The workshop is open to everyone, no previous archives experience is necessary. Please book a place here.
If you are interested in a career in archives, our archivist Annabel will be happy to talk to you about her role and opportunities to gain voluntary experience with our collections.
4. The BAME Awarding Gap in HE
Tuesday 29th of October, 12-1.30, Moore 0-08 Please RSVP firstname.lastname@example.org as limited numbers
The phrase ‘attainment gap’ refers to the difference in ‘top degrees’ (a First or 2:1 classification) awarded to different groups of students, with the biggest differences found by ethnic background. This event consists of two talks which focus on the BAME awarding gap in HE. Dr Mhlanga will explore the underlying reasons behind underachievement in the HE sector in general, and Dr O’Connell will proceed to talk about a project taking place within the Department of Law and Criminology designed to address degree-awarding gaps in the department.
a) ‘Contextualisation of the BAME Awarding Gap’
Dr Thanda Mhlanga, Teaching Fellow, Centre for the Development of Academic Skills (CeDAS), Royal Holloway
Drawing on my childhood experiences in a former British colony and on ‘lived experiences’ in the UK Further Education and Higher Education sectors, I present university as a political space that facilitates the production, reproduction, normalisation and perpetuation of prejudice in modern society. I argue that in spite of the rhetoric about social inclusion, the UK education system is still inherently elitist: it reflects the underlying logic of Eurocentric enlightenment, and thus needs decolonisation. This presentation critically engages with the ideological reasons behind the under-representation of young people from BAME and lower socio-economic neighbourhoods in HE. Also, it contextualises the high drop-out rates of students from disadvantaged backgrounds and why those who complete their programmes underachieve.
b) ‘Exploring the Attainment Gap through Belonging Initiatives’

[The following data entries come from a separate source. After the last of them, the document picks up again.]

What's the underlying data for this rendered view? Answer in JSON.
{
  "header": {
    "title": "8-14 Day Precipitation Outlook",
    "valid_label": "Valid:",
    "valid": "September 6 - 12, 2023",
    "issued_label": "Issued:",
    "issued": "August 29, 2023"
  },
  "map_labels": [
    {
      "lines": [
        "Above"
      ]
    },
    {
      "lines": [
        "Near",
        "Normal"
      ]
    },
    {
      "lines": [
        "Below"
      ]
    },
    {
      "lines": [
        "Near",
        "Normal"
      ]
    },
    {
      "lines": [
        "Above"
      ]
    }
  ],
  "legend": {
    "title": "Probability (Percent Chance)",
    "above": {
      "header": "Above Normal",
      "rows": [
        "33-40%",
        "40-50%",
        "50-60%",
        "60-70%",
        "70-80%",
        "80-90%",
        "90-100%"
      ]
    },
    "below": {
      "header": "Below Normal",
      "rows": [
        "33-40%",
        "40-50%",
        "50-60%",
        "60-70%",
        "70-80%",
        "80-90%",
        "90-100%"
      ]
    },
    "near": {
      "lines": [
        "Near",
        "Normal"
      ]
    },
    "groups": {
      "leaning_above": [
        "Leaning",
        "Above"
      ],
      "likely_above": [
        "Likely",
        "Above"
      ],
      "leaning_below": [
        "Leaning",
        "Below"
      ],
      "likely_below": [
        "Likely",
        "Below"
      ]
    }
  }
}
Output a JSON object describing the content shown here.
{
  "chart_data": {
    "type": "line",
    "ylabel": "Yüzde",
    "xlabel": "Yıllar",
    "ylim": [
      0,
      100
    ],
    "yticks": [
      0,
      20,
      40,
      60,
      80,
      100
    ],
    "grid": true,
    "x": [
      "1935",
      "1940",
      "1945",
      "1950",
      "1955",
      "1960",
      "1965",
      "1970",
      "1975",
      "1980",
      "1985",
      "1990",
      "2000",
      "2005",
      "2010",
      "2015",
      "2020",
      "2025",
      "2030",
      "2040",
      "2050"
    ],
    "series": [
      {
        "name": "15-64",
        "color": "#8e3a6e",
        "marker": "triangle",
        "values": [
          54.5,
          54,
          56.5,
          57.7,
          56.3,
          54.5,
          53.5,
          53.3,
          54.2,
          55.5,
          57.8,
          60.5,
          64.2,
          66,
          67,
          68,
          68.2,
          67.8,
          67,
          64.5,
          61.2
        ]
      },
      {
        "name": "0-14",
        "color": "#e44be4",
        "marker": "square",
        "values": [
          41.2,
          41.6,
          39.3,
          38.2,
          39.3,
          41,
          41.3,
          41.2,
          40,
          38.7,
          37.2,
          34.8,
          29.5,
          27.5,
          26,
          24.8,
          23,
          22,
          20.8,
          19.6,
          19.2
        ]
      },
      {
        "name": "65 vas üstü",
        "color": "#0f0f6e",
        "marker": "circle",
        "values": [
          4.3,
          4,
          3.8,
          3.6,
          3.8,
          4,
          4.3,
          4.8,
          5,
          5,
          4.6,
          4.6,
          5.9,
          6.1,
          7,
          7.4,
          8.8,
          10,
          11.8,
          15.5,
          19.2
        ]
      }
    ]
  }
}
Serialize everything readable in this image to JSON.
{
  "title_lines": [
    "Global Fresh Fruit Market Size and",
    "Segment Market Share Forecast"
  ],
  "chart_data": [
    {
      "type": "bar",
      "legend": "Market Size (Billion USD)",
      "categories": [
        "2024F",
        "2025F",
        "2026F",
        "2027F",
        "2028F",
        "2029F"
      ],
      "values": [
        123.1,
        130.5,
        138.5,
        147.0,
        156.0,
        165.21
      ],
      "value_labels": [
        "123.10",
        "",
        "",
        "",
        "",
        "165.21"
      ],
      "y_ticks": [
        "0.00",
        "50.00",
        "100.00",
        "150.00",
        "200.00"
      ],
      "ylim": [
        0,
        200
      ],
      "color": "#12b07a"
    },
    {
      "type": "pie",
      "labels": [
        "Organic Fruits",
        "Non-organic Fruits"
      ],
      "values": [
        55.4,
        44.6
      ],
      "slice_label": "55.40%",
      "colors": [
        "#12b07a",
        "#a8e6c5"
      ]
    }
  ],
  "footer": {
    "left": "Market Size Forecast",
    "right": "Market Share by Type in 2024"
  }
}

Dr Aislinn O’Connell, Lecturer in Law
This talk presents the methodology of an investigation into the attainment gap in a School of Law which offers undergraduate degree programmes spanning law, criminology, sociology, and psychology. Qualitative and quantitative data from a student survey as well as focus group discussions with students from across the School will be drawn upon. The talk discusses how programme and school identity can impact on student attitudes towards belonging and community in their department and how a lack of identity in these areas might negatively impact on student outcomes. Students’ feeling of disconnection was closely tied to their personal experiences, circumstances and socio-demographic characteristics, as well as to their programme of study within the school.
5. Diversity in reading lists (Library)
Look out for our special twitter promotion for Black History Month, starting with an interview with Renee Landell, SU BAME rep. If that piques your interest, then why not check out some of the recommended titles on the Black History Month Reading list. This highlights some of the areas of the collection which focuses on ethnic minority research, notable figures in black history and diversity in our collection.
There is always more that can be done to help diversify our collection, so if there is anything you think would be particularly interesting for us to add, then why not complete the book suggestion form on the library pages.